Post # 1
Continuation from link above… I’m sorry if you can’t click on link. I’m on my phone.
So I told my mom we’re engaged. It has been 4 days and still no heart felt congratulation. Not even a congratulation! And today she finally showed me she really doesn’t care. I mentioned how she doesn’t even acknowledge my engagement. She said, “It’s just a ring. What do you want from me?” Now I know my engagement means nothing to her and not taking us seriously. On the other hand, my dad is so happy. He already told the family and everyoneis congratulating me. We are having Dinner today, my dad, FI and I to talk about our plans. But my mom’s side has not said anything to me 1.) because she probably hasn’t told anyone, so they don’t know and/or 2.) My mom is not taking it seriously, brainwashed and told them not so nice things about our relationship, so they are not taking it seriously either because she’s not making it a big deal about it.
So I have decided to not include her in any of my plans and just avoid her as much as I can. It really sucks but I’m tired of making her relevent iny life.
Post # 3
That sucks and I’m sorry. I went through something similar with my mom when I first got engaged.

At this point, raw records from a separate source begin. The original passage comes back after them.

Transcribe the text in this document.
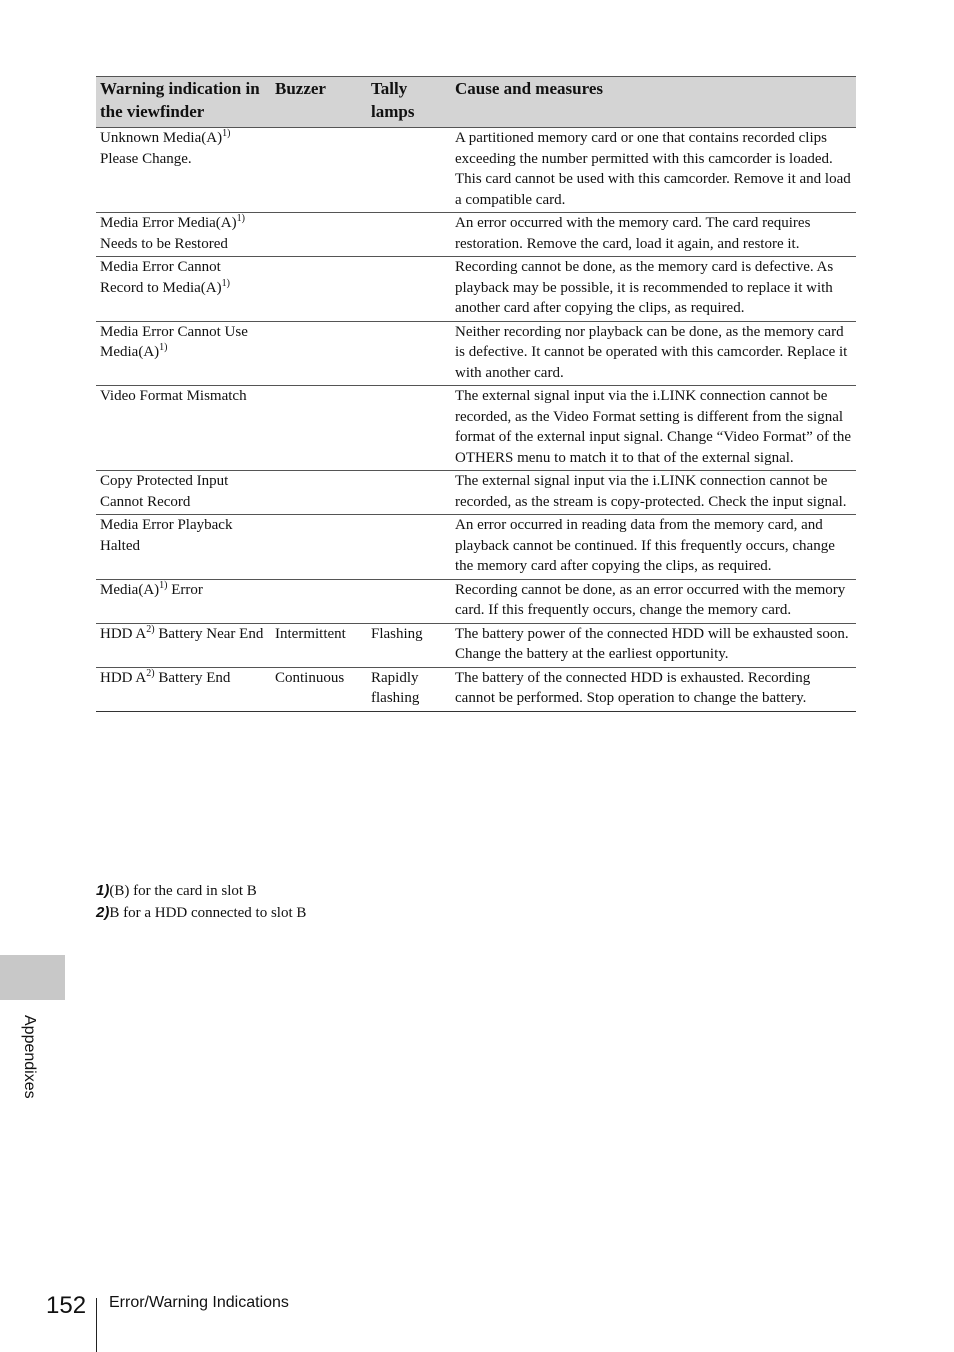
Warning indication in the viewfinder	Buzzer	Tally lamps	Cause and measures
Unknown $Media(A)^{1)}$ Please Change.			A partitioned memory card or one that contains recorded clips exceeding the number permitted with this camcorder is loaded. This card cannot be used with this camcorder. Remove it and load a compatible card.
Media Error $Media(A)^{1)}$ Needs to be Restored			An error occurred with the memory card. The card requires restoration. Remove the card, load it again, and restore it.
Media Error Cannot Record to $Media(A)^{1)}$			Recording cannot be done, as the memory card is defective. As playback may be possible, it is recommended to replace it with another card after copying the clips, as required.
Media Error Cannot Use $Media(A)^{1)}$			Neither recording nor playback can be done, as the memory card is defective. It cannot be operated with this camcorder. Replace it with another card.
Video Format Mismatch			The external signal input via the i.LINK connection cannot be recorded, as the Video Format setting is different from the signal format of the external input signal. Change “Video Format” of the OTHERS menu to match it to that of the external signal.
Copy Protected Input Cannot Record			The external signal input via the i.LINK connection cannot be recorded, as the stream is copy-protected. Check the input signal.
Media Error Playback Halted			An error occurred in reading data from the memory card, and playback cannot be continued. If this frequently occurs, change the memory card after copying the clips, as required.
$Media(A)^{1)}$ Error			Recording cannot be done, as an error occurred with the memory card. If this frequently occurs, change the memory card.
HDD $A^{2)}$ Battery Near End	Intermittent	Flashing	The battery power of the connected HDD will be exhausted soon. Change the battery at the earliest opportunity.
HDD $A^{2)}$ Battery End	Continuous	Rapidly flashing	The battery of the connected HDD is exhausted. Recording cannot be performed. Stop operation to change the battery.
1)(B) for the card in slot B
2)B for a HDD connected to slot B
Appendixes
152 Error/Warning Indications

She found out through a mouthy friend on Facebook, called me, told me she hoped it was a joke and refused to acknowledge the fact that I was even engaged for almost a year. Eventually, she came around. Maybe your mom will do the same?

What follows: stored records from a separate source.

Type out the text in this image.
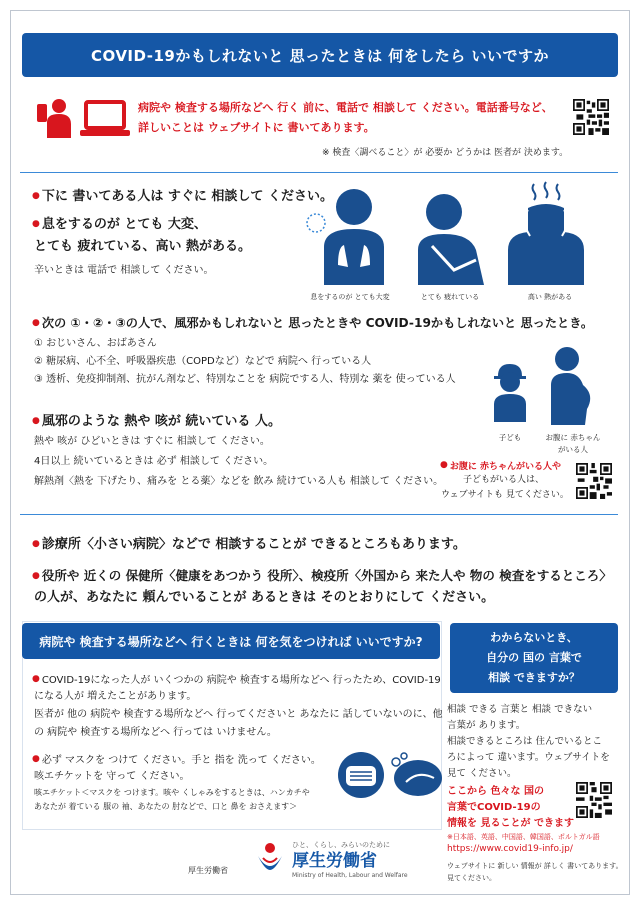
COVID-19かもしれないと 思ったときは 何をしたら いいですか
病院や 検査する場所などへ 行く 前に、電話で 相談して ください。電話番号など、
詳しいことは ウェブサイトに 書いてあります。
※ 検査〈調べること〉が 必要か どうかは 医者が 決めます。
● 下に 書いてある人は すぐに 相談して ください。
● 息をするのが とても 大変、
とても 疲れている、高い 熱がある。
辛いときは 電話で 相談して ください。
息をするのが とても大変	とても 疲れている	高い 熱がある
● 次の ①・②・③の人で、風邪かもしれないと 思ったときや COVID-19かもしれないと 思ったとき。
① おじいさん、おばあさん
② 糖尿病、心不全、呼吸器疾患（COPDなど）などで 病院へ 行っている人
③ 透析、免疫抑制剤、抗がん剤など、特別なことを 病院でする人、特別な 薬を 使っている人
子ども	お腹に 赤ちゃん
がいる人
● 風邪のような 熱や 咳が 続いている 人。
熱や 咳が ひどいときは すぐに 相談して ください。
4日以上 続いているときは 必ず 相談して ください。
解熱剤〈熱を 下げたり、痛みを とる薬〉などを 飲み 続けている人も 相談して ください。
● お腹に 赤ちゃんがいる人や
子どもがいる人は、
ウェブサイトも 見てください。
● 診療所〈小さい病院〉などで 相談することが できるところもあります。
● 役所や 近くの 保健所〈健康をあつかう 役所〉、検疫所〈外国から 来た人や 物の 検査をするところ〉
の人が、あなたに 頼んでいることが あるときは そのとおりにして ください。
病院や 検査する場所などへ 行くときは 何を気をつければ いいですか?
● COVID-19になった人が いくつかの 病院や 検査する場所などへ 行ったため、COVID-19
になる人が 増えたことがあります。
医者が 他の 病院や 検査する場所などへ 行ってくださいと あなたに 話していないのに、他
の 病院や 検査する場所などへ 行っては いけません。
● 必ず マスクを つけて ください。手と 指を 洗って ください。
咳エチケットを 守って ください。
咳エチケット＜マスクを つけます。咳や くしゃみをするときは、ハンカチや
あなたが 着ている 服の 袖、あなたの 肘などで、口と 鼻を おさえます＞
厚生労働省
ひと、くらし、みらいのために
厚生労働省
Ministry of Health, Labour and Welfare
わからないとき、
自分の 国の 言葉で
相談 できますか？
相談 できる 言葉と 相談 できない
言葉が あります。
相談できるところは 住んでいるとこ
ろによって 違います。ウェブサイトを
見て ください。
ここから 色々な 国の
言葉でCOVID-19の
情報を 見ることが できます
※日本語、英語、中国語、韓国語、ポルトガル語
https://www.covid19-info.jp/
ウェブサイトに 新しい 情報が 詳しく 書いてあります。
見てください。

I think you’re doing right in not including her right now. You don’t need that kind of negativity while you should be thrilled and over the moon.
I hope things get better for you!
Post # 4
First of all: Congratulations! This is a happy time for you; soak up all the happiness you are getting from your father’s side of the family.
From your previous thread, it seems like your mom is jealous, which is really strange, but it’s been known to happen before. Give her time to accept the fact that you’re engaged.
You don’t have to include her in anything. Just spend time with positive people who will encourage you in your planning!
Post # 5
@SouthernGirl: Thank you! She just made my engagement sour. I can’t enjoy it and I haven’t. But now I can’t let her get to me because she’s causing problems between my FI and I. And we don’t argue! Its only always about her if we do get into a bad mood. We don’t even argue with each other, she just makes everything bitter for us.
Post # 6
Post # 7
@echolove: Very weird, but your Mom is jealous. Yikes! Take it as a compliment, focus on your Dad who is willing to share your happiness, and she can be a guest if she chooses to. Don’t let anyone rain on your parade! If you know it’s right then that’s all that matters. Congrats!